In his second letter to the church at Thessaloniki, Saul describes two figures: 1) the man of lawlessness; and 2) the one who restrains him. If you prefer, the KJV renders this as “the son of perdition” and “the one who now letteth.”
Saul tells his readers that “the day of the Lord” (KJV: “the day of Christ”) is not at hand, and indeed, will not be at hand until the man of lawlessness (“son of perdition”) be revealed.
Clearly, the text’s meaning has not only a literal, but an anagogical sense.
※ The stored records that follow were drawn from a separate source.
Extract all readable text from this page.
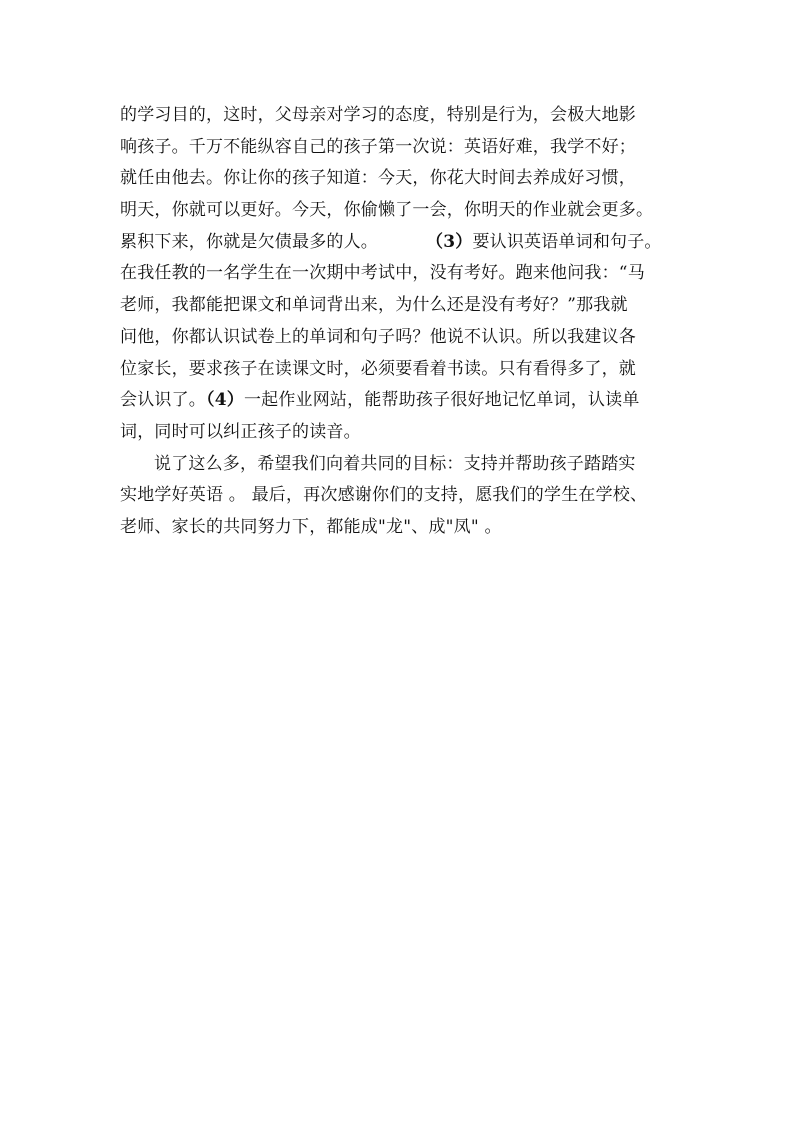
的学习目的，这时，父母亲对学习的态度，特别是行为，会极大地影
响孩子。千万不能纵容自己的孩子第一次说：英语好难，我学不好；
就任由他去。你让你的孩子知道：今天，你花大时间去养成好习惯，
明天，你就可以更好。今天，你偷懒了一会，你明天的作业就会更多。
累积下来，你就是欠债最多的人。	（3）要认识英语单词和句子。
在我任教的一名学生在一次期中考试中，没有考好。跑来他问我：“马
老师，我都能把课文和单词背出来，为什么还是没有考好？”那我就
问他，你都认识试卷上的单词和句子吗？他说不认识。所以我建议各
位家长，要求孩子在读课文时，必须要看着书读。只有看得多了，就
会认识了。（4）一起作业网站，能帮助孩子很好地记忆单词，认读单
词，同时可以纠正孩子的读音。
说了这么多，希望我们向着共同的目标：支持并帮助孩子踏踏实
实地学好英语 。 最后，再次感谢你们的支持，愿我们的学生在学校、
老师、家长的共同努力下，都能成"龙"、成"凤" 。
First, the anagogical sense: Saul seems to indicate that, at some day within history, the Lord, Yeshua the Christos/Messiah, will return in his resurrected body to visit his people. This is the anagogical meaning of “the day of the Lord.” No one knows precisely when this day will occur, yet Saul gives us one basic interpretive rule: the day will not happen until the “man of lawlessness is revealed.” Now, what must needs happen to bring about this revelation, and thus the return of the Lord? The answer is simple: “the one who restrains” must cease his restraining. Then, the day of the Lord will take place, and the Lord will kill the man of lawlessness with his very “breath” (Read: his “Spirit,” his Holy Ghost, that Dove).
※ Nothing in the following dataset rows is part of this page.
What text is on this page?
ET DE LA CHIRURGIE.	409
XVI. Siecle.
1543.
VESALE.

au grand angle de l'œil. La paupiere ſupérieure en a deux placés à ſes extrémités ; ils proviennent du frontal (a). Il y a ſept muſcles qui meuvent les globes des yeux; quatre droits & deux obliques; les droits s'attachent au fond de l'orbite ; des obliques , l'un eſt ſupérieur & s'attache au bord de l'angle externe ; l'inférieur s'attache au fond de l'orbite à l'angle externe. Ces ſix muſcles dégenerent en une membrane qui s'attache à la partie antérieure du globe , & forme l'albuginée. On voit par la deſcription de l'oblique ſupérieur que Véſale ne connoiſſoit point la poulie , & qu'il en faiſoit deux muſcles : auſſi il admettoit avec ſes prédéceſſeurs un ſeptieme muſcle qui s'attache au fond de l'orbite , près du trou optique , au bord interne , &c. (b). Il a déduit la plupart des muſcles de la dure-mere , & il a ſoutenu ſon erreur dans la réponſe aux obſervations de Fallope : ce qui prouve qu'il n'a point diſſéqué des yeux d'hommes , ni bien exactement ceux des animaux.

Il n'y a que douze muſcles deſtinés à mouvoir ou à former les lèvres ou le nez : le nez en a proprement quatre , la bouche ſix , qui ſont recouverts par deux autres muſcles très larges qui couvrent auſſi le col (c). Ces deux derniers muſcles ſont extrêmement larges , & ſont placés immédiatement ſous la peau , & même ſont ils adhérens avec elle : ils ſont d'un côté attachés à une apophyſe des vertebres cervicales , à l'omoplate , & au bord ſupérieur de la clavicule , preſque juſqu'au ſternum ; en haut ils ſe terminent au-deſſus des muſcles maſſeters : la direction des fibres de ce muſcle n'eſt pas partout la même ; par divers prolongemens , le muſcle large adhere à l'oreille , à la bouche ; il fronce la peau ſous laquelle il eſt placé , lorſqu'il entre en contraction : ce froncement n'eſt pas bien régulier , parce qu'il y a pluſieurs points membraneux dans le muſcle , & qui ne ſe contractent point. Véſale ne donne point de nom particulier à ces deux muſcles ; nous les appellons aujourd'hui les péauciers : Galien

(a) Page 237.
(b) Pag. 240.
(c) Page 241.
Let the wise reader allow the holy Spirit to interpret her reading of this. Let her carefully discern who is the man of lawlessness, and thus who his restrainer might be.
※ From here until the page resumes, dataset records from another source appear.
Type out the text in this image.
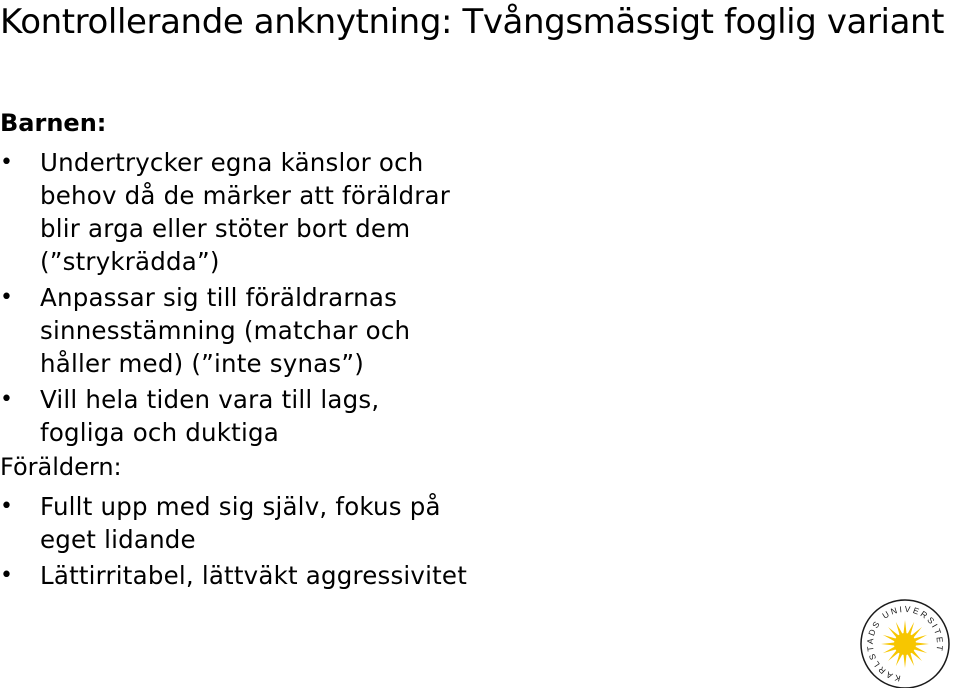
Kontrollerande anknytning: Tvångsmässigt foglig variant
Barnen:
• Undertrycker egna känslor och behov då de märker att föräldrar blir arga eller stöter bort dem (”strykrädda”)
• Anpassar sig till föräldrarnas sinnesstämning (matchar och håller med) (”inte synas”)
• Vill hela tiden vara till lags, fogliga och duktiga
Föräldern:
• Fullt upp med sig själv, fokus på eget lidande
• Lättirritabel, lättväkt aggressivitet
KARLSTADS UNIVERSITET
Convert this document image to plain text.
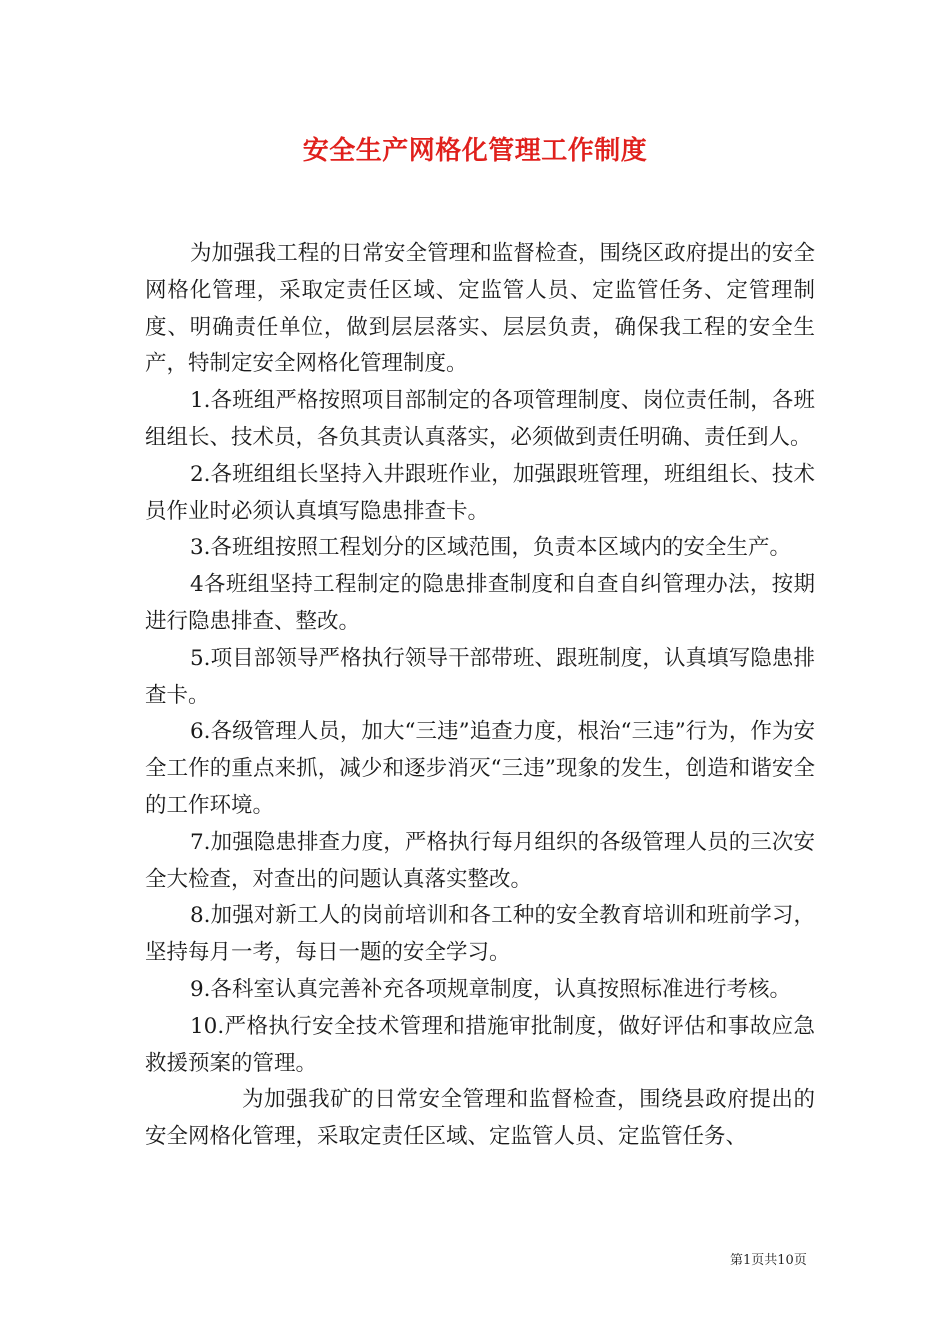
安全生产网格化管理工作制度

为加强我工程的日常安全管理和监督检查，围绕区政府提出的安全网格化管理，采取定责任区域、定监管人员、定监管任务、定管理制度、明确责任单位，做到层层落实、层层负责，确保我工程的安全生产，特制定安全网格化管理制度。

1.各班组严格按照项目部制定的各项管理制度、岗位责任制，各班组组长、技术员，各负其责认真落实，必须做到责任明确、责任到人。

2.各班组组长坚持入井跟班作业，加强跟班管理，班组组长、技术员作业时必须认真填写隐患排查卡。

3.各班组按照工程划分的区域范围，负责本区域内的安全生产。

4各班组坚持工程制定的隐患排查制度和自查自纠管理办法，按期进行隐患排查、整改。

5.项目部领导严格执行领导干部带班、跟班制度，认真填写隐患排查卡。

6.各级管理人员，加大“三违”追查力度，根治“三违”行为，作为安全工作的重点来抓，减少和逐步消灭“三违”现象的发生，创造和谐安全的工作环境。

7.加强隐患排查力度，严格执行每月组织的各级管理人员的三次安全大检查，对查出的问题认真落实整改。

8.加强对新工人的岗前培训和各工种的安全教育培训和班前学习，坚持每月一考，每日一题的安全学习。

9.各科室认真完善补充各项规章制度，认真按照标准进行考核。

10.严格执行安全技术管理和措施审批制度，做好评估和事故应急救援预案的管理。

为加强我矿的日常安全管理和监督检查，围绕县政府提出的安全网格化管理，采取定责任区域、定监管人员、定监管任务、

第1页共10页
Now, onto the literal sense.
What is especially pertinent from a Lupine perspective on theological anthropology is this pair: man of lawlessness/one who restrains. Saul indicates that the man of lawlessness remains hidden within until the day of the Lord. And what keeps the man of lawlessness hidden, covered, protected in the darkest depths of subjectivity? Who indeed, but the very one who restrains?
Who is the “Man of Lawlessness”? Who is more lawless than that most wicked of our ancestors, Cain, that Wolf which skulks within? After all, the KJV calls him “the Son of Perdition,” and who more accurately stands for “Perdition” but the Cain’s Father? The (First) Adam!
Who, then, is the “One Who Restrains” but the inner Christ, the Second Adam, who, by the mediation of his Holy Ghost, that Dove worketh a work of regeneration in Adamic humanity, attaching it to his very own humanity, in hypostatic union with the divine Word?
What, then, is the literal meaning of Saul’s mysterious ruminations?
Just as Saul provides one anagogical rule for speaking about the future return of Christ, so he provides one literal rule for speaking about the inner man.
The Lord has not yet conquered Lupus-Cain, that principle of unredeemed humanity. He will–at the end of history, on the day of the Lord–finally slay Lupus-Cain with his very breath. But in the meantime, Lupus-Cain–being protected by a mark on his forehead, by a sacred covenant within the Godhead itself–is not to be molested, let alone slain. Rather, Lupus-Cain is to be (returning to the KJV) “let” alone, to do what wolves will do. Christ sanctifies the inner Adam, for Adamic humanity has been redeemed. But Christ “letteth” Lupus-Cain do what he will, for Cainite humanity remains untouched until the “day of the Lord.”
Saul rebukes the Thessalonians who think the day of the Lord has already come, i.e. those who foolishly think that Lupus-Cain can be mastered, tamed, made to obey.
Rather, in this “time between the times,” we must pray for Lupus-Cain, and give him a long leash, as we wait for the return of our LORD and Savior, Yeshua, the Christos/Messiah. May we take Saul’s rebuke to heart. Amen.